Ricky Taylor Days Three and Four: Strength Training and Snowed In!

VIAREGGIO, Italy – Daytona Prototype driver Ricky Taylor is filing a daily blog for SPEED.com throughout his 10-day visit to Italy to participate in “Formula Medicine” with his brother Jordan. Click here for the full entry for day three, and click here for day four.
Click here for the second installment.

Ciao! Day three at Formula Medicine and Jordan and I are still alive and well, but very sore! Everyday has been difficult here in Italy but, the first two days, the difficulty was in the anaerobic training, which I am most used to during my training in the U.S. Today was very difficult for me because we focused mainly on strength circuit training.
We started out the morning with one hour of aerobic training, which I did on the treadmill and Jordan did on the bike. Aerobic, in this case, means under our anaerobic threshold, which we established during the first two days. Then, it was off to the classroom with Dr. Ceccarelli to learn about mental strength and stamina. Dr. Ceccarelli showed examples of drivers’ heart rates during a race distance from over the past 20 years, including cardiograms and track data. He explained a few of the research projects they are conducting at the moment regarding driver heart rates. Some studies that they have done were very interesting.

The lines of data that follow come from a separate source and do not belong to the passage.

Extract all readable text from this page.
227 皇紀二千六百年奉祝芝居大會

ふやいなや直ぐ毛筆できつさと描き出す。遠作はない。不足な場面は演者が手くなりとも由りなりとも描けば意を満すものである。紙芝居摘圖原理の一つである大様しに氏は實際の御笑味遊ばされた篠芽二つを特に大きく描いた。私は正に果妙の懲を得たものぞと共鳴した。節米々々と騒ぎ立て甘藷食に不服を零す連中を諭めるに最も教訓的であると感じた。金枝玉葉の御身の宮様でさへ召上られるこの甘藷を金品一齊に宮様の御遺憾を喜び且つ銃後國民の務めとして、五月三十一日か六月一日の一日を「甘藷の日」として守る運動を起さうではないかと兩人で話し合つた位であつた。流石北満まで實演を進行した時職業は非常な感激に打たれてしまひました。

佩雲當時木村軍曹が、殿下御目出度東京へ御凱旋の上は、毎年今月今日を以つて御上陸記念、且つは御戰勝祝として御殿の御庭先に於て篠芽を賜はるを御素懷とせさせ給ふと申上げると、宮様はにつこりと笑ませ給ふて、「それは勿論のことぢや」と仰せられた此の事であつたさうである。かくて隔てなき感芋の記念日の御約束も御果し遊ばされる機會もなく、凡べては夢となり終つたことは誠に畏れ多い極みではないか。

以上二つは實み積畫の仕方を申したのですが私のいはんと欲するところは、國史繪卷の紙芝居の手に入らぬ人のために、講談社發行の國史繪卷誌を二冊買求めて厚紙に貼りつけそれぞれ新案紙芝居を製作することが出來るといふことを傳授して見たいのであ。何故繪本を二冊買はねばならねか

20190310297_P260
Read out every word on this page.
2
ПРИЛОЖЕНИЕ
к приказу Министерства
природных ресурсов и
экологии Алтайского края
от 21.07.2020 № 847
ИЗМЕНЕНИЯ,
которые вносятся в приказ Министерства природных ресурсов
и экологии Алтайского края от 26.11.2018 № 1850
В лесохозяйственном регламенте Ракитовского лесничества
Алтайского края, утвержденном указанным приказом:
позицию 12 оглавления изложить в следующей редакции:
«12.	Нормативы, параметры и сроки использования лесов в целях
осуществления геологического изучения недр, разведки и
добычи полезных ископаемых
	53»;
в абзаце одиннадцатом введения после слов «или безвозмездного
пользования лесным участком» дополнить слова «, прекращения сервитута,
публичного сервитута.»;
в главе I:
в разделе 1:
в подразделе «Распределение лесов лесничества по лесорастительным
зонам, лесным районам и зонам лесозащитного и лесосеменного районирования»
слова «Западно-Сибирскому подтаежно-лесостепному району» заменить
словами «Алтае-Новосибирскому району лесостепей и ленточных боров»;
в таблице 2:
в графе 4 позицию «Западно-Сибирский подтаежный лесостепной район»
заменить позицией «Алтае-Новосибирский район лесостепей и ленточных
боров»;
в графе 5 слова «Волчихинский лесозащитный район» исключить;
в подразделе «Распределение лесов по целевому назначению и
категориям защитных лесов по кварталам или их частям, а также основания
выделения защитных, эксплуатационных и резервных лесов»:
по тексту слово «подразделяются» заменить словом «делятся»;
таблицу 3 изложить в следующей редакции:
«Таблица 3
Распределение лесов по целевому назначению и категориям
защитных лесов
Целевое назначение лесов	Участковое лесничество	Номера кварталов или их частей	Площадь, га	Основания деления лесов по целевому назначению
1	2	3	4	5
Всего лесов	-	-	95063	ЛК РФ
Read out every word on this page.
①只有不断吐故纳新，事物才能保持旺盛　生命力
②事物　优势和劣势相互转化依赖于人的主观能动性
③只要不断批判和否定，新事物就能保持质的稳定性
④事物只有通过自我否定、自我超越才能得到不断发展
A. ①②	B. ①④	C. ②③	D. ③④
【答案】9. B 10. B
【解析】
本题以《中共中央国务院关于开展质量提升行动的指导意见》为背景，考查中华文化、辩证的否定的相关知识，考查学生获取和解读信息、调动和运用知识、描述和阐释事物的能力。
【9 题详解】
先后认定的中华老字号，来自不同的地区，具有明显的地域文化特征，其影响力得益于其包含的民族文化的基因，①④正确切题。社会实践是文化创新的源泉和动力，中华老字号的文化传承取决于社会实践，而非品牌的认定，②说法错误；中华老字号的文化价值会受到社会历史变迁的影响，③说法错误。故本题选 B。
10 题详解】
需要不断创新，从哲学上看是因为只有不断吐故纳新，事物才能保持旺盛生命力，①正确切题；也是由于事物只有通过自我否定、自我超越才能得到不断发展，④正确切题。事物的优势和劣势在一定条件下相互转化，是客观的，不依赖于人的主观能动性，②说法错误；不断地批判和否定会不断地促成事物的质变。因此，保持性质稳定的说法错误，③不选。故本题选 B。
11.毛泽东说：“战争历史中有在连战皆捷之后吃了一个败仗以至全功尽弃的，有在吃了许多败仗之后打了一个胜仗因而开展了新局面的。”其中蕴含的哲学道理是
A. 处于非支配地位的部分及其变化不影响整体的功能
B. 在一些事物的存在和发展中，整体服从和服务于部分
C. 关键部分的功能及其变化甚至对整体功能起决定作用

For example, if you ask a driver about his race pace, “How much more lap time could you have gotten compared to your qualifying pace?” Most drivers will say about two or three tenths per lap. But the reason for this is that you dial back your pace, which will require less concentration so as not to make mistakes. And we could see this in the heart rates, as well. As the driver is told to push, the heart rate went up and lap time came down two or three tenths. But most drivers cannot maintain this pace throughout a race distance because it will require too much concentration and mental effort to last the entire way. But Dr. Ceccarelli says that, with mental training, a driver can increase the pace with more concentration and maintain their concentration for the duration of the race. Potentially, there is a lot of benefit because, over the course of a Formula 1 race, two to three tenths per lap equates to 20-30 seconds per race.

In the afternoon, we moved to some circuit training on the upper body, which was very difficult. We had to decrease the weight by half and increase the repetitions by three times. During the testing, the trainers were awesome, saying “Push now!” But it was in their broken English, just like they do in Formula 1. It was quite funny how they say that, as if you were just cruising along. We have been taking plenty of video and pictures with our new Toshiba Camileo camera, documenting our trip here, so we will try to catch a shot of them yelling, “Push now!”
Now we are off to bed, then we are going to visit Dallara tomorrow, which should be very exciting.